Why has Ireland always been associated with potatoes?

Because the Great Famine of 1845 (ended 1852) was caused by a blight that turned a majority of the potato crops in Ireland into putrid waste in the ground. Before the Famine, potatoes were a staple crop that feed Ireland's poor as well as their livestock. When the blight decimated the potato crops, 1 million people died of famine and another 1 million immigrated out of Ireland.

Even though other parts of the world, especially Europe, were affected by the blight, no country experienced the devestation that Ireland did.

It is sad to think that the main food product associated with Ireland comes not from its abundance of it, but rather the dramatic dearth of it.

Digging through Kate's garden it is hard to imagine that there ever was a shortage of the pudgy, pinkish-brown tubers. They literally multiply in the ground (You can plant one and, like any other root, it spreads. As it spreads, one tuber becomes many.) Kneeling in the garden this afternoon, fingers shifting through the dirt mounds that had been built to protect the potatoes tubers from the cool atmoshphere, I was able to fill a medium-sized basket with the little suckers in less than five minutes.

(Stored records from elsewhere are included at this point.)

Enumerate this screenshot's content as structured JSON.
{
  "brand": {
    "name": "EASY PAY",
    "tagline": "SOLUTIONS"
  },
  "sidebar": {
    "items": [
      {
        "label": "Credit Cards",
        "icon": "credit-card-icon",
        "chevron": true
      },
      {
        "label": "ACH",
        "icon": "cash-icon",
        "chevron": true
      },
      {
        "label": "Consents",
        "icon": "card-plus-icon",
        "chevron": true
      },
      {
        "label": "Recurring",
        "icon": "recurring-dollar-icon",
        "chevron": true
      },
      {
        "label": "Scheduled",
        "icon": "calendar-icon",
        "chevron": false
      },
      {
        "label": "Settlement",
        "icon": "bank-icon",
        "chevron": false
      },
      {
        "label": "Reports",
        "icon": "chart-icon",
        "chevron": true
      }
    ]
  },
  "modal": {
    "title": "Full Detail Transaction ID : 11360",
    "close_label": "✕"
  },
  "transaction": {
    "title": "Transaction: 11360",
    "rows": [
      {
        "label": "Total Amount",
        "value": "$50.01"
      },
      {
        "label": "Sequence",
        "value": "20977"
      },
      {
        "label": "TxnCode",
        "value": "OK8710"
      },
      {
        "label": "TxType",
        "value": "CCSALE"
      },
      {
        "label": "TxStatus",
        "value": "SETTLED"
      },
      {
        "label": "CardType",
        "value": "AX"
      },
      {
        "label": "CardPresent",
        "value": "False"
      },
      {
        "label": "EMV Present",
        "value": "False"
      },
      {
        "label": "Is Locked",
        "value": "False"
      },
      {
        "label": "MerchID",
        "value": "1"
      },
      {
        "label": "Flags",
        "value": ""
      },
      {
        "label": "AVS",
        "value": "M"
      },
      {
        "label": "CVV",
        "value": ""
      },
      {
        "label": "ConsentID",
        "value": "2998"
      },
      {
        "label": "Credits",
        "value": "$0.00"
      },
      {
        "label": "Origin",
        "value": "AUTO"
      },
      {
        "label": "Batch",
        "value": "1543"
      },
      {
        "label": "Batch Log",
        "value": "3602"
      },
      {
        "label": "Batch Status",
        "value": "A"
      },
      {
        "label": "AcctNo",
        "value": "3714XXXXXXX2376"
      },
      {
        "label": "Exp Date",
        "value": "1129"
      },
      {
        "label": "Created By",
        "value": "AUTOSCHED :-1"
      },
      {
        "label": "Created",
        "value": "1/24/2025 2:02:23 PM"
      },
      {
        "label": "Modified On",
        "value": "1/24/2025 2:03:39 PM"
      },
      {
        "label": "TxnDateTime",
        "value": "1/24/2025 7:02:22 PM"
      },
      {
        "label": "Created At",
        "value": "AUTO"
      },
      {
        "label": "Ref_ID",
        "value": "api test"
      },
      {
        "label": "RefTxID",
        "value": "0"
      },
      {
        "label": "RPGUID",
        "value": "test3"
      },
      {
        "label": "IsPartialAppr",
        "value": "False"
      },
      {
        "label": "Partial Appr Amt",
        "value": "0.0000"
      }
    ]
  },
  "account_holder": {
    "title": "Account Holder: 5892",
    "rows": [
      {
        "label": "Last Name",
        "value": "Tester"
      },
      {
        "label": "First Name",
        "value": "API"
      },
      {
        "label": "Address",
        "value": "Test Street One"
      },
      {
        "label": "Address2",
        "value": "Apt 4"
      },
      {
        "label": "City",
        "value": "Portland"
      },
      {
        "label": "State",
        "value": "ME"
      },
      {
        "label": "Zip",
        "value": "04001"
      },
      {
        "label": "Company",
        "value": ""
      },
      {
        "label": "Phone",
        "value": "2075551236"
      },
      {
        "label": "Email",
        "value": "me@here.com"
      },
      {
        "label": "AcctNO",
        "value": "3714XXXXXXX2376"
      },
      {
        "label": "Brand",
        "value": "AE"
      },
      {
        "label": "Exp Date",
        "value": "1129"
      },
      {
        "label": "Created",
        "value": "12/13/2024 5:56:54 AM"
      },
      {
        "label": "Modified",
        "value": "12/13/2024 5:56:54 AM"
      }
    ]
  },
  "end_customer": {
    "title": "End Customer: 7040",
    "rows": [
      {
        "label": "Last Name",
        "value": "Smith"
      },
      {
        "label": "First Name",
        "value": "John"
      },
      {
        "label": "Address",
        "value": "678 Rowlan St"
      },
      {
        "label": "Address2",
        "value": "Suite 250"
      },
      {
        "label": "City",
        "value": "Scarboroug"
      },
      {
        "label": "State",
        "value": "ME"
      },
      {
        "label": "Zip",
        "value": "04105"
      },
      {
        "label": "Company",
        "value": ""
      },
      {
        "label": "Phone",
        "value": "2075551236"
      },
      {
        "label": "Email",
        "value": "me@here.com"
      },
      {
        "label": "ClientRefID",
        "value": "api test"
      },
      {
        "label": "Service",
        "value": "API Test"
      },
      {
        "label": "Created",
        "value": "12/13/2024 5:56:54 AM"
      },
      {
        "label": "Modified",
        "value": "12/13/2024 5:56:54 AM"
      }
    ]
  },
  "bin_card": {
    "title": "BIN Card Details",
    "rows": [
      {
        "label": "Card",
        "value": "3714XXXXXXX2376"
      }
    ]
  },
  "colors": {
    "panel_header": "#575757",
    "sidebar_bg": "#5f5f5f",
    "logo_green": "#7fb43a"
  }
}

Many of the potatoes here don't look like the ones you can find in the supermarkets back home. Every once in a while my hands grasped the brown, rounded shape of a Russet Potato that is familiar to me because it has been mass produced in the States. But most of the potatoes I found were small and pinkish. And looked more like huge, chubby fingers than potatoes. In fact, sometimes tubers grew out of the tops of other tubers forming three- or four- fingered hands.

Putting aside my reservations on eating hand-like objects, I carefully washed the potatoes and cut out any spoiled or rotted parts. Then I boiled them for over half and hour. When they were done, the fork slid into them with little resistance. I mashed them up with a bit of milk and butter for lunch.

Let me tell you, Helen (one of the neighbors) was right. I don't know if it was the working for my supper or the history of the potato that made me so appreciative or what, but there is nothing quite like a Irish potato.